Le modèle de notre développement économique autour « des stars du CAC 40 » m’interpelle car dans toutes ces holdings contrôlées de fait par des capitaux anonymes, fonds de pensions ou autres, les logiques financières de rémunération de l’actionnaire priment sur le reste. Bien entendu je rejette les chimères des capitaux publics d’économies plus ou moins étatisés dont on a vu les catastrophes (de l’URSS au… Crédit lyonnais !). Mais pour moi, le modèle c’est celui d’un capitalisme « familial » tel qu’incarné par nombre de groupes allemands ou par… Pierre Fabre ! En période de crise, celui qui n’est pas soumis aux diktats de l’immédiateté de l’actionnaire invisible accepte de réduire la rémunération de ses actions plutôt que de dégraisser les effectifs, poursuit ses efforts en Recherche et Développement, favorise les actions de formations, réorganise son outil de production pour être plus réactif et mieux se préparer une fois la reprise venue…

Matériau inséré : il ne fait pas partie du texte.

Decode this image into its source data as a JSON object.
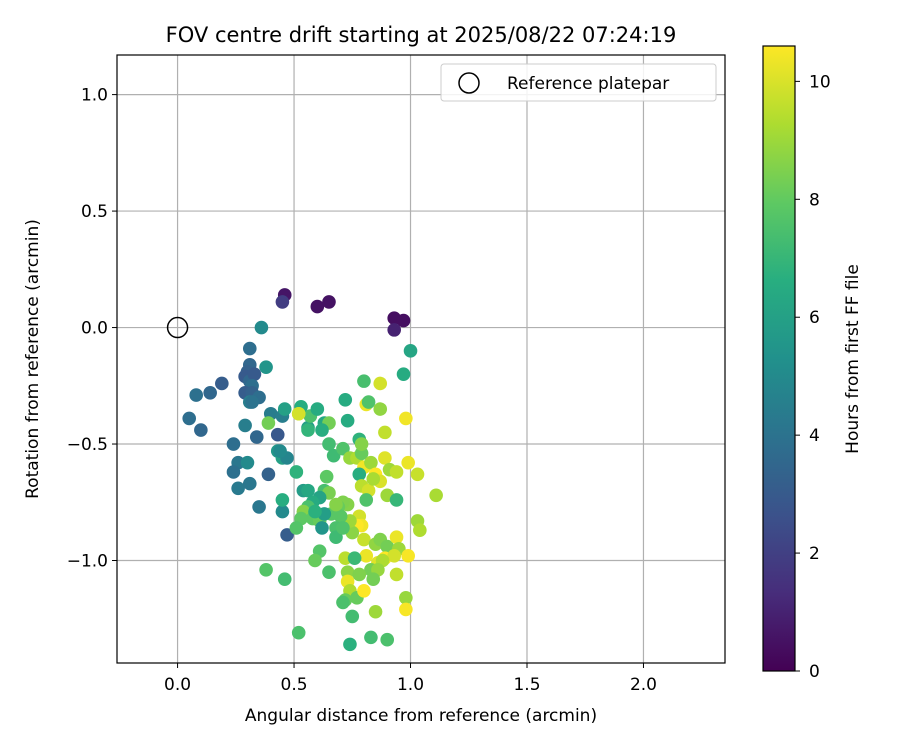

Cette notion de structure de capital joue pour moi un rôle de plus en plus important dans les réussites ou les échecs des économies. J’ai passé l’essentiel de ma carrière professionnelle au sein du secteur de l’économie sociale et solidaire ; je constate que celui-ci progresse bien et résiste mieux à la crise notamment car le plus souvent les salariés sont étroitement associés au capital et au bon fonctionnement de l’entreprise, donc plus impliqués.
En fait comme Monsieur Pierre Fabre l’a mise en œuvre dans son groupe contrôlé à 10% par les salariés, c’est la grande idée gaulliste de la participation qui, en complément d’un actionnariat stable et citoyen (familial, fondation, SCOP, mutuelles…), donnera à nos entreprises les atouts majeurs pour relever les immenses défis de l’avenir.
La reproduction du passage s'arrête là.